The inaccessibility of the cheapest-to-deliver bond caused the price of the June futures contract to rise, because the market expected more-expensive bonds to be delivered. This created an unusual opportunity for anyone who was holding the cheapest-to-deliver bond to make money by selling them at the higher futures price.

If any investor who owned the bonds withheld them with the specific intent of manipulating the futures market, that could be illegal under rules of the Commodity Futures Trading Commission, the federal regulator for the futures market. But that is a high legal standard that has proved difficult for the CFTC to meet in previous cases. A CFTC representative declined to say whether the commission was investigating the matter.

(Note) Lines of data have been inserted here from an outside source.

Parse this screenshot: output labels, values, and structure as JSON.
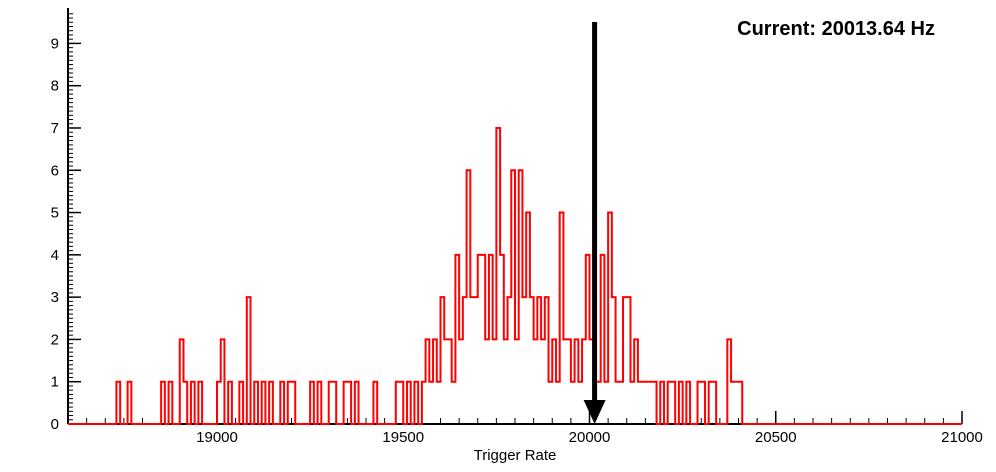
{
  "annotation": {
    "text": "Current: 20013.64 Hz"
  },
  "chart_data": {
    "type": "bar",
    "subtype": "step-histogram",
    "title": "",
    "xlabel": "Trigger Rate",
    "ylabel": "",
    "xlim": [
      18600,
      21000
    ],
    "ylim": [
      0,
      9.79
    ],
    "x_major_ticks": [
      19000,
      19500,
      20000,
      20500,
      21000
    ],
    "x_minor_step": 50,
    "y_major_ticks": [
      0,
      1,
      2,
      3,
      4,
      5,
      6,
      7,
      8,
      9
    ],
    "y_minor_step": 0.1,
    "grid": false,
    "legend": false,
    "line_color": "#ff0000",
    "axis_color": "#000000",
    "arrow": {
      "x": 20013.64,
      "color": "#000000",
      "label": "Current: 20013.64 Hz"
    },
    "bin_width": 10,
    "bins": [
      [
        18730,
        1
      ],
      [
        18760,
        1
      ],
      [
        18850,
        1
      ],
      [
        18870,
        1
      ],
      [
        18900,
        2
      ],
      [
        18910,
        1
      ],
      [
        18930,
        1
      ],
      [
        18950,
        1
      ],
      [
        19000,
        1
      ],
      [
        19010,
        2
      ],
      [
        19030,
        1
      ],
      [
        19060,
        1
      ],
      [
        19080,
        3
      ],
      [
        19100,
        1
      ],
      [
        19120,
        1
      ],
      [
        19140,
        1
      ],
      [
        19170,
        1
      ],
      [
        19190,
        1
      ],
      [
        19200,
        1
      ],
      [
        19250,
        1
      ],
      [
        19270,
        1
      ],
      [
        19300,
        1
      ],
      [
        19310,
        1
      ],
      [
        19340,
        1
      ],
      [
        19350,
        1
      ],
      [
        19370,
        1
      ],
      [
        19420,
        1
      ],
      [
        19480,
        1
      ],
      [
        19490,
        1
      ],
      [
        19510,
        1
      ],
      [
        19530,
        1
      ],
      [
        19550,
        1
      ],
      [
        19560,
        2
      ],
      [
        19570,
        1
      ],
      [
        19580,
        2
      ],
      [
        19590,
        1
      ],
      [
        19600,
        3
      ],
      [
        19610,
        2
      ],
      [
        19620,
        2
      ],
      [
        19630,
        1
      ],
      [
        19640,
        4
      ],
      [
        19650,
        2
      ],
      [
        19660,
        3
      ],
      [
        19670,
        6
      ],
      [
        19680,
        3
      ],
      [
        19690,
        3
      ],
      [
        19700,
        4
      ],
      [
        19710,
        4
      ],
      [
        19720,
        2
      ],
      [
        19730,
        4
      ],
      [
        19740,
        2
      ],
      [
        19750,
        7
      ],
      [
        19760,
        4
      ],
      [
        19770,
        2
      ],
      [
        19780,
        3
      ],
      [
        19790,
        6
      ],
      [
        19800,
        2
      ],
      [
        19810,
        6
      ],
      [
        19820,
        3
      ],
      [
        19830,
        5
      ],
      [
        19840,
        3
      ],
      [
        19850,
        2
      ],
      [
        19860,
        3
      ],
      [
        19870,
        2
      ],
      [
        19880,
        3
      ],
      [
        19890,
        1
      ],
      [
        19900,
        2
      ],
      [
        19910,
        1
      ],
      [
        19920,
        5
      ],
      [
        19930,
        2
      ],
      [
        19940,
        2
      ],
      [
        19950,
        1
      ],
      [
        19960,
        2
      ],
      [
        19970,
        1
      ],
      [
        19980,
        2
      ],
      [
        19990,
        4
      ],
      [
        20000,
        2
      ],
      [
        20010,
        1
      ],
      [
        20020,
        1
      ],
      [
        20030,
        4
      ],
      [
        20040,
        1
      ],
      [
        20050,
        5
      ],
      [
        20060,
        3
      ],
      [
        20070,
        1
      ],
      [
        20080,
        1
      ],
      [
        20090,
        3
      ],
      [
        20100,
        3
      ],
      [
        20110,
        1
      ],
      [
        20120,
        2
      ],
      [
        20130,
        1
      ],
      [
        20140,
        1
      ],
      [
        20150,
        1
      ],
      [
        20160,
        1
      ],
      [
        20170,
        1
      ],
      [
        20190,
        1
      ],
      [
        20210,
        1
      ],
      [
        20220,
        1
      ],
      [
        20240,
        1
      ],
      [
        20260,
        1
      ],
      [
        20290,
        1
      ],
      [
        20300,
        1
      ],
      [
        20320,
        1
      ],
      [
        20330,
        1
      ],
      [
        20370,
        2
      ],
      [
        20380,
        1
      ],
      [
        20390,
        1
      ],
      [
        20400,
        1
      ]
    ]
  }
}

June 29, in an effort to avoid a repeat of what occurred in June, the CBOT issued a new rule saying no single entity could demand delivery of bonds on more than a limited number of contracts -- 50,000 in the case of the 10-year Treasury note. The new rule doesn't take effect until December, but it caused the price of the September futures contract to fall, because it cut the demand for bonds that could be delivered. That caught many futures players by surprise and led to big losses on the September contract.

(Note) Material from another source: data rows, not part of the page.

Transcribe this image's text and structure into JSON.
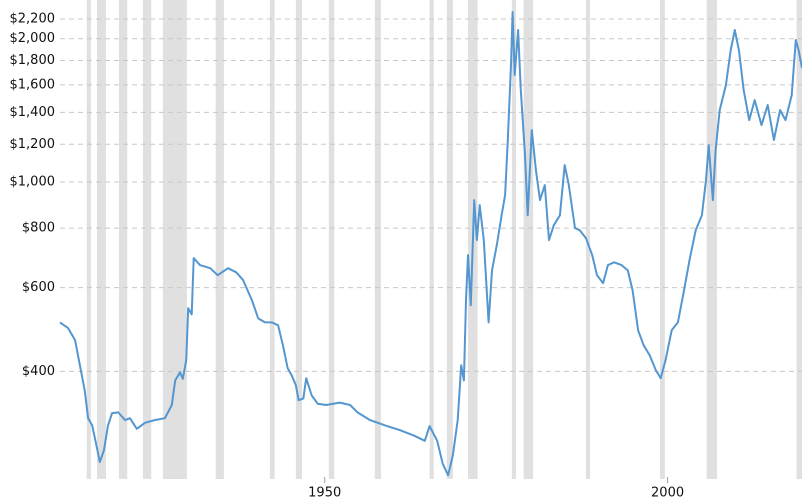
{
  "chart_data": {
    "type": "line",
    "log_scale_y": true,
    "grid": true,
    "shade_color": "#e0e0e0",
    "shaded_regions": [
      [
        1915.3,
        1915.9
      ],
      [
        1916.8,
        1918.1
      ],
      [
        1920.0,
        1921.2
      ],
      [
        1923.5,
        1924.7
      ],
      [
        1926.4,
        1929.9
      ],
      [
        1934.1,
        1935.3
      ],
      [
        1942.0,
        1942.7
      ],
      [
        1945.8,
        1946.7
      ],
      [
        1950.6,
        1951.4
      ],
      [
        1957.3,
        1958.2
      ],
      [
        1965.3,
        1965.9
      ],
      [
        1967.8,
        1968.7
      ],
      [
        1970.9,
        1972.3
      ],
      [
        1977.3,
        1977.9
      ],
      [
        1979.0,
        1980.4
      ],
      [
        1988.1,
        1988.7
      ],
      [
        1998.9,
        1999.6
      ],
      [
        2005.7,
        2007.2
      ],
      [
        2018.8,
        2019.6
      ]
    ],
    "xlim": [
      1911.4,
      2019.6
    ],
    "xticks": [
      1950,
      2000
    ],
    "ylim": [
      240,
      2400
    ],
    "yticks": [
      {
        "value": 400,
        "label": "$400"
      },
      {
        "value": 600,
        "label": "$600"
      },
      {
        "value": 800,
        "label": "$800"
      },
      {
        "value": 1000,
        "label": "$1,000"
      },
      {
        "value": 1200,
        "label": "$1,200"
      },
      {
        "value": 1400,
        "label": "$1,400"
      },
      {
        "value": 1600,
        "label": "$1,600"
      },
      {
        "value": 1800,
        "label": "$1,800"
      },
      {
        "value": 2000,
        "label": "$2,000"
      },
      {
        "value": 2200,
        "label": "$2,200"
      }
    ],
    "series": [
      {
        "color": "#5496d0",
        "x": [
          1911.4,
          1912.6,
          1913.6,
          1914.3,
          1915.0,
          1915.5,
          1916.1,
          1916.8,
          1917.2,
          1917.8,
          1918.4,
          1919.0,
          1919.9,
          1920.9,
          1921.6,
          1922.6,
          1923.8,
          1925.2,
          1926.7,
          1927.7,
          1928.2,
          1928.9,
          1929.3,
          1929.8,
          1930.1,
          1930.6,
          1930.9,
          1931.8,
          1933.3,
          1934.4,
          1935.9,
          1937.1,
          1938.1,
          1939.4,
          1940.3,
          1941.3,
          1942.3,
          1943.2,
          1943.9,
          1944.6,
          1945.2,
          1945.8,
          1946.2,
          1946.9,
          1947.3,
          1948.1,
          1949.0,
          1950.2,
          1952.2,
          1953.7,
          1954.8,
          1956.6,
          1958.8,
          1961.0,
          1963.1,
          1964.6,
          1965.3,
          1966.4,
          1967.2,
          1968.0,
          1968.7,
          1969.4,
          1969.9,
          1970.3,
          1970.6,
          1970.9,
          1971.3,
          1971.8,
          1972.2,
          1972.6,
          1973.2,
          1973.9,
          1974.4,
          1975.1,
          1975.8,
          1976.3,
          1976.7,
          1977.2,
          1977.4,
          1977.7,
          1978.2,
          1978.6,
          1979.2,
          1979.6,
          1980.2,
          1980.8,
          1981.4,
          1982.1,
          1982.7,
          1983.4,
          1984.3,
          1985.0,
          1985.6,
          1986.5,
          1987.2,
          1988.1,
          1989.0,
          1989.7,
          1990.6,
          1991.3,
          1992.2,
          1993.3,
          1994.2,
          1994.9,
          1995.7,
          1996.5,
          1997.4,
          1998.3,
          1999.0,
          1999.7,
          2000.6,
          2001.5,
          2002.4,
          2003.2,
          2004.1,
          2005.0,
          2005.6,
          2006.0,
          2006.6,
          2007.0,
          2007.6,
          2008.5,
          2009.2,
          2009.8,
          2010.4,
          2011.1,
          2011.9,
          2012.7,
          2013.7,
          2014.6,
          2015.5,
          2016.4,
          2017.2,
          2018.1,
          2018.7,
          2019.1,
          2019.6
        ],
        "values": [
          507,
          493,
          465,
          412,
          365,
          319,
          308,
          276,
          258,
          273,
          308,
          327,
          328,
          316,
          319,
          303,
          312,
          316,
          319,
          340,
          383,
          398,
          386,
          422,
          543,
          527,
          692,
          669,
          659,
          637,
          659,
          646,
          622,
          564,
          517,
          507,
          507,
          500,
          454,
          406,
          392,
          374,
          348,
          351,
          387,
          356,
          342,
          340,
          344,
          340,
          328,
          316,
          308,
          301,
          293,
          286,
          307,
          286,
          256,
          242,
          267,
          316,
          412,
          383,
          564,
          702,
          551,
          916,
          755,
          894,
          755,
          507,
          652,
          737,
          851,
          938,
          1225,
          1804,
          2276,
          1678,
          2086,
          1559,
          1139,
          851,
          1285,
          1059,
          916,
          985,
          755,
          811,
          851,
          1085,
          985,
          800,
          792,
          762,
          702,
          637,
          613,
          669,
          678,
          669,
          652,
          592,
          488,
          454,
          432,
          402,
          387,
          422,
          488,
          507,
          592,
          685,
          792,
          851,
          1009,
          1195,
          916,
          1167,
          1416,
          1598,
          1893,
          2086,
          1893,
          1559,
          1349,
          1486,
          1317,
          1451,
          1225,
          1416,
          1349,
          1522,
          1987,
          1893,
          1735
        ]
      }
    ]
  }
}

"It caused major pain to Wall Street and to hedge funds," says Chas Mancuso, a futures broker at Fimat USA LLC, a unit of French bank Société Générale SA. He estimates the losses might have reached $500 million. The Futures Industry Association, a trade group, issued a letter to the CBOT severely criticizing the rule change.

Treasurys

Treasurys ended slightly lower after a disappointing $13 billion sale of five-year notes spurred fear that foreign investors are losing interest in U.S. government securities.

The bid-to-cover ratio, a general measure of demand, stood at 2.92, up from the 2.46 average of the past 10 auctions of five-year notes. But indirect bids -- those from foreign official accounts and others that don't bid directly through the Treasury -- represented only 22% of the $12.8 billion in total competitive bids accepted. That was well below the 30% in July's five-year sale and the 39% average in such auctions in the first seven months of the year.

Monday, a Treasury three-year note sale also saw much lower indirect participation than dealers had hoped. Pending release of government-auction data next month, it won't be clear how much less foreign institutions bought. Still, the latest auction results "give us the sense that foreigners are taking a pause," said Ralph Axel, fixed-income strategist at HSBC in New York.

At 4 p.m., the benchmark 10-year note was down 2/32 point, or 62.5 cents per $1,000 face value, at 97 27/32. Its yield rose to 4.398% from 4.392% Tuesday, as yields move inversely to prices. The 30-year bond also was down 2/32 point, at 111 29/32 to yield 4.580%, up from 4.576%.

--Shayna Stoyko contributed to this article.